Rationalization: A Neural Machine Translation Approach to Generating Natural Language Explanations

The paper "Rationalization: A Neural Machine Translation Approach to Generating Natural Language Explanations" introduces a novel technique for explainable AI termed "AI rationalization". This method leverages neural machine translation to convert state-action pairs into intuitive, human-like natural language explanations. The primary focus is on providing explanations that simulate what a human might articulate, without necessitating a verbatim interpretation of the underlying decision-making process.

Core Contributions and Methodology

The authors collect a natural language corpus from human players who verbalize their thought processes while playing the arcade game Frogger. This corpus serves as a training dataset for an encoder-decoder neural network augmented with attention mechanisms, birthing a model capable of translating the internal representations of an AI system's decisions into coherent rationalizations.

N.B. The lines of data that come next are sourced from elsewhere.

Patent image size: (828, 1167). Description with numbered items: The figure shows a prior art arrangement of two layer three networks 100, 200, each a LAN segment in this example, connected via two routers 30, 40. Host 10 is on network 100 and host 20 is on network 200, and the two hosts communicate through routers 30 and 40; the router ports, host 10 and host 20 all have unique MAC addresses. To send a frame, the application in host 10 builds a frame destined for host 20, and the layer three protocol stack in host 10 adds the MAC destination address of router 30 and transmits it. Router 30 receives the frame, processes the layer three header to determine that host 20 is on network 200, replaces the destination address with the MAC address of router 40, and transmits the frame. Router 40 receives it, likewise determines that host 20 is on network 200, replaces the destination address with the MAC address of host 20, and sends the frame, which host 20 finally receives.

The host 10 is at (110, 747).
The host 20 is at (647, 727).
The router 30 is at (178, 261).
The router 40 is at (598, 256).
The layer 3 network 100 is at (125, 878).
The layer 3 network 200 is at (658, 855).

One of the noteworthy contributions is the conceptual separation between explanation and interpretability. While interpretability refers to the structural transparency of algorithms, this work defines explanation as more focused on sequential problems and grounded in natural language for the end-user's convenience. AI rationalization, thus, sidesteps precise accuracy for a more real-time and accessible interaction, proposing an alternative path when systems need to communicate decisions effectively to non-expert users.

Experimental Framework and Results

The empirical evaluation involves two experiments conducted in the Frogger game environment. The authors developed three obstacle-rich scenarios (25%, 50%, and 75% filled maps) to test the effectiveness of the rationalization. The encoder-decoder network was trained to associate rich state-action triples with appropriate natural language responses, outperforming both random and majority-vote baselines by statistically significant margins. These encouraging results suggest that neural machine translation is effective in generating situationally appropriate rationalizations.

To examine human satisfaction with different forms of AI explanations, another evaluation was conducted using three robotic agents issuing different types of explanations. Results from human subjects showed a strong preference for the rationalizing robot over the action-declaring robot and numeric expression, with significant p-values indicating higher satisfaction rankings for the natural language rationalizations. The rationale spanned explanatory power, relatability, ludic nature, and adequate detail, highlighting the richer user-agent rapport when language is used over mere numerics or action declarations.

Implications and Future Research

The implications of AI rationalization potentially span various domains, especially those needing seamless human-agent interactions like healthcare, military, and personal service robotics. By using human-like rationalizations, AI systems can appear more relatable, fostering trust and confidence in their decision-making processes.

Future research could delve into how inaccuracies in rationalizations affect human-agent trust or explore diversified applications in more complex environments. Extending this work could involve enriching state-action representations or experimenting with more advanced neural architectures tailored for specific domains.

Conclusion

The authors have paved a new approach to making AI intelligible and approachable through AI rationalization. By harnessing the power of neural machine translation to synthesize pseudo-human rationalizations, they offer a viable solution to the challenge of making AI decisions accessible to the everyday user. While the presented results show promise, the true potential of AI rationalization in practical, real-world applications beckons further exploration.